~ From the Dec. 2005 issue of In The Spirit
A mom from New Madrid, Mo., fills an empty spot in her heart at Christmas by making the holiday brighter for underprivileged children. Stacy Pikey's mission also includes encouraging people to give the gift of life through organ and tissue donations as a tribute to her daughter Sydney.
Sydney was 7 when she died in a tragic accident Sept. 15, 2003. Her liver was donated to a 13-month-old girl and her lungs were given to an 11-year-old boy.
Eight months earlier, when Sydney's grandmother died and left her tissue and corneas to be donated, Pikey and her husband explained to Sydney what her grandmother had done and the gesture apparently had touched the little girl more than her parents realized at first.

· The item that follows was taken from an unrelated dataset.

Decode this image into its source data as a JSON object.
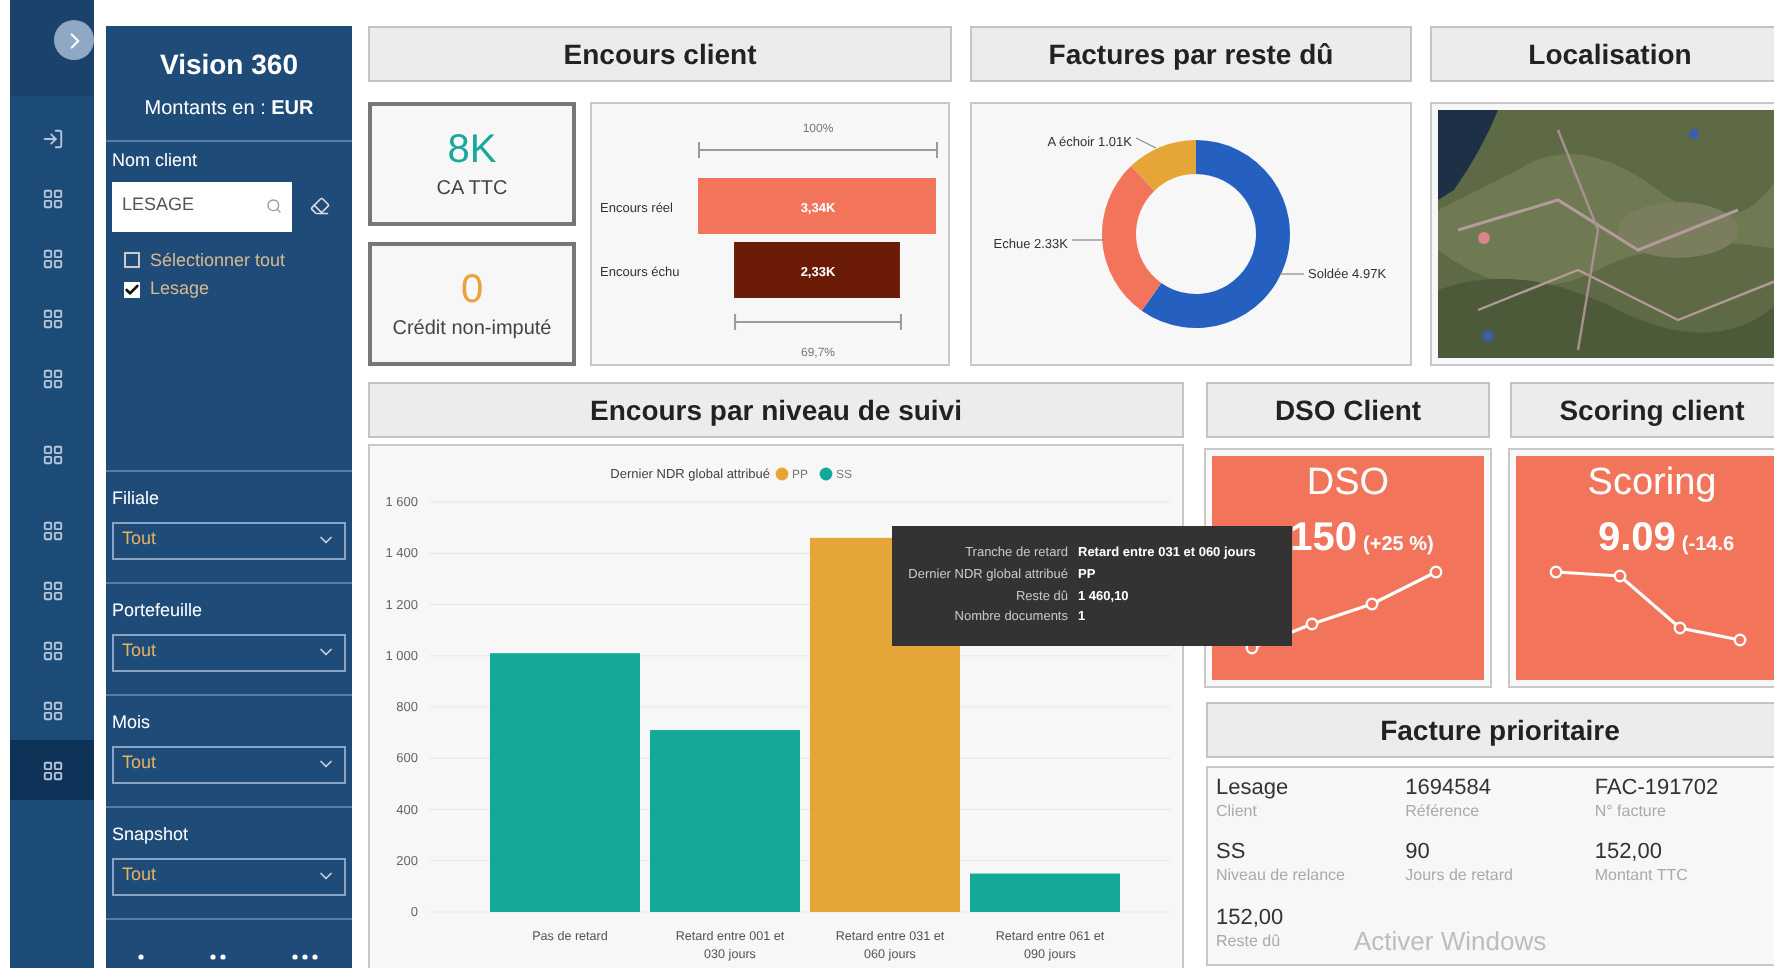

"Sydney was 6 at the time," Pikey recalled. "I would find little notes around the house she had written to her grandmother saying, 'I think it's cool that someone has your eyes.' So when we lost her, John and I did not have to look at each other. We knew she would want to be a donor."
While there is some comfort in that, it wasn't enough to get Pikey, a kindergarten teacher, through the next Christmas season. She and some fellow teachers were talking about ways to help her get through the holiday, she said, when one of them came up with the idea of Sydney's Santa. Being teachers, they knew which families had children who would not receive much from Santa. Pikey's cousin had just opened a gymnastics business and offered her building as a gathering place for people in the community to bring donations and a gift suitable for a child.
Although it was a hastily-put-together endeavor, the idea took off like Santa's sleigh.
"Word of mouth does not take long to get around in New Madrid," Pikey said. "We had 70 kids that night. They all came in with presents."
Pikey said her own extended family joined in the spirit of Sydney's Santa. Each family unit brought a gift for each member of that family unit. That added 75 Christmas presents to the growing pile. On Dec. 23, eight vehicles ventured out in a snowfall and delivered five or six gifts to each of 46 children, delighting them and astonishing their parents who had no idea this was going to happen.
"We made it through Christmas by helping other kids," Pikey said. "It helped our little boy to get a whole different association of giving and what everything is all about."
This year Sydney's Santa is going to be even bigger. Breita Church, manager of the local office of Mid America Transplant Services, said that the organization this year has taken on Sydney's Santa as its special Christmas project. A dozen MTS employees from the main office in St. Louis are planning to drive from St. Louis to New Madrid with their families to help deliver gifts. More children from more communities in New Madrid County will be visited. Pikey said that this year the group will also visit 13 teenage mothers, "and we will get to play with babies this year."
The community is embracing Sydney's Santa, Church said. Becky Sharp, who owns a New Madrid restaurant and catering service, has donated her facility that night to feed the St. Louis visitors and serve as a gathering place. Dr. Danna Cotner, a Cape Girardeau dentist, has donated toothbrushes and toothpaste to be included with the Christmas gifts. This year, Pikey said, there will also be gifts of food to provide a special Christmas dinner for selected families. MTS is offering for donations commemorative T-shirts and green bracelets with a Christmas tag with the inscription: "Don't wait for the holidays to give the gift of life."
In just a year's time, Sydney's Santa has blossomed. The gymnastics business where the group first gathered has been dedicated in Sydney's memory. At the dedication, 16 people registered in Sydney's memory to be organ donors.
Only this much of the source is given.